Just by living in this country, by buying clothes made in China, by going to American universities (where have they invested their money - the university that paid my salary for years had philanthopic benefactors who were war profiteers), by buying products or working for seemingly harmless companies who then invest in companies like Lockheed - we are sucked into this system. Just by breathing in this country we become part of it. But we can take back the keys of government, and break the link between money and politics, start divesting our companies from war profiteers, fight for international labor fairness laws.

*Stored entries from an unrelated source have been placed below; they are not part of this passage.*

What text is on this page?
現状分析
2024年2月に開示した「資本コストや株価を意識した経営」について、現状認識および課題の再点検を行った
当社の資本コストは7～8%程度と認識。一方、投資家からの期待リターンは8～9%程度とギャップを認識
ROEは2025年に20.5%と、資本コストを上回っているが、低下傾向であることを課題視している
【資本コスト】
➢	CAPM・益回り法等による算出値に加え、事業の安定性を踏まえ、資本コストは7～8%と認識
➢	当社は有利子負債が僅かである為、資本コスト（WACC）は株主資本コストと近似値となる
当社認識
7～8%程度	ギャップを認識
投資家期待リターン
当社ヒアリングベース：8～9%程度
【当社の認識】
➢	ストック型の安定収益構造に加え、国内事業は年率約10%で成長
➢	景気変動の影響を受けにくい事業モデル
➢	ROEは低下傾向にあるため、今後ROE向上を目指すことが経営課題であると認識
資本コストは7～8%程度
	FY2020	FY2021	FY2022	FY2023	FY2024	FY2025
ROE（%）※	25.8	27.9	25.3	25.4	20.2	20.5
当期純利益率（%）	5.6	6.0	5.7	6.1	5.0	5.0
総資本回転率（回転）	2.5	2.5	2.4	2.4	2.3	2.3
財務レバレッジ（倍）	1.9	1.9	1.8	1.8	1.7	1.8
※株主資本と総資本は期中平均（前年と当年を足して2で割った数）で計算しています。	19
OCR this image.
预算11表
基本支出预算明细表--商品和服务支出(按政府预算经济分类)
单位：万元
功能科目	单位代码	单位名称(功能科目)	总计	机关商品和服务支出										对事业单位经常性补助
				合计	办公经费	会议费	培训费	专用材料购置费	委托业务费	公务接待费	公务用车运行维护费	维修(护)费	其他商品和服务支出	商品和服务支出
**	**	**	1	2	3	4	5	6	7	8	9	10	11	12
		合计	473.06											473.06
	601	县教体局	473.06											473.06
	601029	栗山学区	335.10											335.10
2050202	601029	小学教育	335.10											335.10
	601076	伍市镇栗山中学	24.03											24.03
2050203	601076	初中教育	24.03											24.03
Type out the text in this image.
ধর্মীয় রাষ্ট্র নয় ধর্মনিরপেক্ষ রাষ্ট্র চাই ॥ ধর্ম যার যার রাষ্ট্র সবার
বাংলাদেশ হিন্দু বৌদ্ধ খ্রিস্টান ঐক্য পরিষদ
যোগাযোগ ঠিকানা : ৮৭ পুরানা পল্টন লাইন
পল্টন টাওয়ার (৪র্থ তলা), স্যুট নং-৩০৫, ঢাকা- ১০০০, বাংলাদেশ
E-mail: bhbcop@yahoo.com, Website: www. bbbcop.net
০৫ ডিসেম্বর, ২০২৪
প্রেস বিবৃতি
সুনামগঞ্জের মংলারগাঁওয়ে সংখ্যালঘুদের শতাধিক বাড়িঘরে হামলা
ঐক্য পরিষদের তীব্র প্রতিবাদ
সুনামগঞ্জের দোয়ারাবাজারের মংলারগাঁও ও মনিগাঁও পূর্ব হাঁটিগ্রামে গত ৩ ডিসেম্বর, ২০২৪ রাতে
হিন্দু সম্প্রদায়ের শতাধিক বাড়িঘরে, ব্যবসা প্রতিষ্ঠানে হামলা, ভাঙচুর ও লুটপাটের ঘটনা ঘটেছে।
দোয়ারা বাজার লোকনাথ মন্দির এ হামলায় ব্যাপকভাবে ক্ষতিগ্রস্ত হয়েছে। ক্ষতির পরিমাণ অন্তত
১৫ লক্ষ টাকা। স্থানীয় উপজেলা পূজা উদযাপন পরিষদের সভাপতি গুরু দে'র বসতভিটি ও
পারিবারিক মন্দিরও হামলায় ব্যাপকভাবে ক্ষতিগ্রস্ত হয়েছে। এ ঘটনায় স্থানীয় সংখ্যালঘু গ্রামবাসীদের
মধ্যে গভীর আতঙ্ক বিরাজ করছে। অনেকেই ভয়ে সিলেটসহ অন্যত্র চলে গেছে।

Cause if we put the same damn money we put into fighter planes into building schools, hospitals, universities, and sustainable industry in the developing world, we’d find that there’d be a HELL of a lot less wars and terrorism. As Hamas has learned well in Palestine and Lebanon, you don’t gain loyalty with guns. You gain loyalty by the best PR money can buy - building schools and hospitals. We could win these wars, cheaper, by investing in those we today consider our enemies. But right now it could never happen. Because it’d be bad for business, in particular, the defense business, and with the money that business brings, you can buy politicians. We need to break that link.

When that accountant gets burned out staring at the walls of that cubicle, does he/she then take a vacation? In some impoverished island ‘paradise’ where the only industries are tourism and some really exploitative factories? Maybe this accoutant should take their holiday in Dubai, in a hotel built by migrant laborers from Pakistan. Who hate him. As they should.

WHY DO WE NEED TO TAKE THE KEYS OF GOVERNMENT AWAY FROM BUSINESS?
Because otherwise this cycle keeps going.

Fight for fully publically funded elections, and strict laws to keep our lawmakers separate from any influence from corporate cash. There’s more at stake here than it seems.